将棋を題材にした本は、たくさんある。フィクションに、ノンフィクション。エッセイ、小説、マンガ...。定跡書などの専門書も合わせると、まったくもって把握しきれない。
その中で今回、3冊をあげてみる。

まずは「3月のライオン」。

アニメや映画にもなっているマンガで、ハートフルな世界。

作者の羽海野チカさんの前作、「ハチミツとクローバー」も好きで、その羽海野さんが将棋マンガを書くと知ったときは嬉しかったし、今でも楽しみにしながら読んでいる。セリフや心情に考えさせられることが多く、その度にページをめくる手が止まって、なかなか進まない。

次は「りゅうおうのおしごと!」。

こちらはライトノベル小説で、マンガやアニメにもなっている。

実在する女流棋戦の「マイナビ女子オープン」がそのまま登場していることもあってか、作られた世界から現実世界に引っ張り戻される力が強め。

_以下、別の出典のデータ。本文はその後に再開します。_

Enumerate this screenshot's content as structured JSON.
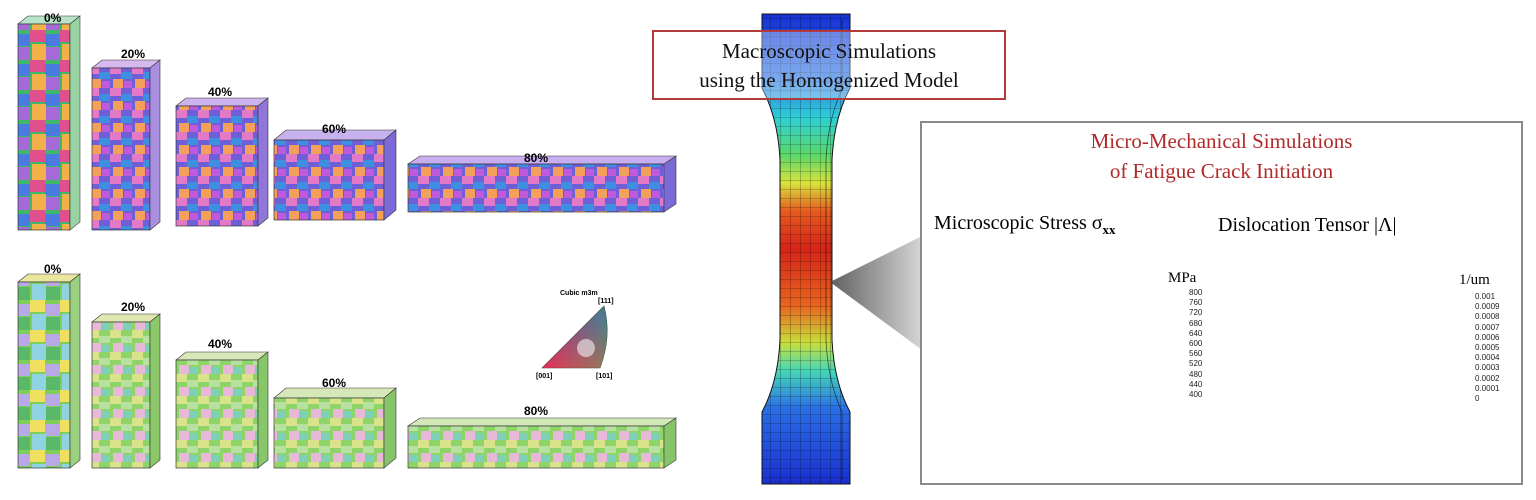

アニメ化される際、駒音の収録のお手伝いをさせていただいたり、そのご縁で作者の白鳥士郎さんとお会い出来たり、声優さん方が出演するイベントに行かせていただいたりと、貴重な経験をさせていただいていることもあり、他の作品よりも特別感が強い。

そして「将棋の渡辺くん」。

渡辺明棋王の奥様が作者で、渡辺棋王の日常が垣間見れるマンガ。

全体的にほのぼのとしていて、ほんわかとした気持ちで読むことができる。そして、近づきがたいイメージだった渡辺棋王の印象が少し変わり、親しみを覚えるきっかけとなった1冊である。

今回あげた3冊は、どれも将棋の世界という身近な世界が題材で、さらに現実世界とリンクしている部分が多いためか、わかりやすく読みやすい。と同時に、感情移入もしやすいから、時に思わず読み進める手に力が入ったり、読み飛ばしたくなるシーンにも出くわす。

皆様も、まだ手に取っていない物語がありましたら、ぜひその世界に訪れてみてください。